Proper blood cell (hematopoietic) development is essential for life and is controlled by a fine-tuned regulatory network that is still incompletely understood. The critical importance of this is reflected in the wide range of diseases that can arise due to defects in the regulation of hematopoiesis, including immunodeficiency, autoimmunity and blood cell cancers.

The Schjerven lab studies normal and malignant immune cell development with a focus on transcriptional regulation, and the molecular mechanisms underlying how mutations in key regulatory factors can cause disease. The transcription factor Ikaros, encoded by the IKZF1 gene, is a major focus of ongoing work. Due to the many roles of Ikaros in blood cell development and function, the lab has several diverse and complementary research projects.  

Ongoing projects and research directions:

Hematopoietic development: We use mutant mouse models and multi-color flow cytometry to study how specific genes regulate the development of different immune cell lineages. Increased basic understanding of the normal development, function and activation of our immune system is important both in regards to immune-cell intrinsic malignancies, but also to the emerging field of immunotherapy.

Basic science: We are also interested in basic science questions, and are fortunate to be able to study this in models with relevance to human disease. Our focus is on transcriptional regulation, and includes developmentally regulated alternative splicing and regulation of chromatin, and the functional role of this in hematopoiesis and blood cell malignancies.    

Autoimmunity is a disease of unknown etiology, but it is believed to be due to a combination of environmental factors and genetic predispositions. We study the role of one specific gene regulatory factor that has recently been associated with human autoimmune disease. Our current focus is how mutations in this gene can lead to break of B-cell tolerance, and we utilize transcriptome profiling and functional assays to elucidate the underlying molecular mechanisms.   

Leukemia is cancer of developing blood cells and is characterized into subtypes based on the cell lineage of origin (lymphoid vs myeloid) as well as defined oncogenic lesions. In most instances, an oncogenic mutation or translocation alone is not sufficient to lead to leukemic transformation. The pre-leukemic cell depends upon ‘a second hit’ (or multiple mutations) which often are mutations in regulatory factors acting as tumor suppressors. In addition, the leukemic cells are dependent upon, and interact with their in vivo microenvironment, adapting to and also influencing the healthy cells of the host. We study tumor suppressor function in both pre-B ALL and AML, with the overall aim of facilitating personalized medicine and development of new targeted therapeutics based on an increased understanding of the molecular mechanisms underlying the different subtypes of leukemia.

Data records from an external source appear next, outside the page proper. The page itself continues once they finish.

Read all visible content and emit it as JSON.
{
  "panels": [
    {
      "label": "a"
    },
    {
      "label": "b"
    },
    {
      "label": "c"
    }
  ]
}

Non-coding RNA: We have recently embarked on studies of non-coding RNA and their role in normal and malignant blood cell development and function. This research direction emerged when we found that a key developmental regulatory factor and tumor suppressor in leukemia, regulated the expression of a set of non-coding RNA. Non-coding RNA is a pioneering field, where the many biological functions of these RNA molecules are just starting to be unraveled.

Methods and Approach: In addition to classical molecular biology, cell culture and immunological techniques, we also utilize complex and state-of-the-art tools to address our biological questions. This includes mutant mouse models for in vivo or ex vivo studies, multi-parameter flow cytometry and FACS sorting, genome-wide profiling by next-generation sequencing (RNA-Seq, ATAC-Seq, ChIP-Seq) and gene manipulation by CRISPR/Cas9 or cutting edge dCas9-mediated CRISPRi and CRISPRa. We welcome collaborations and adaptations of new methods that can help us address our biological questions.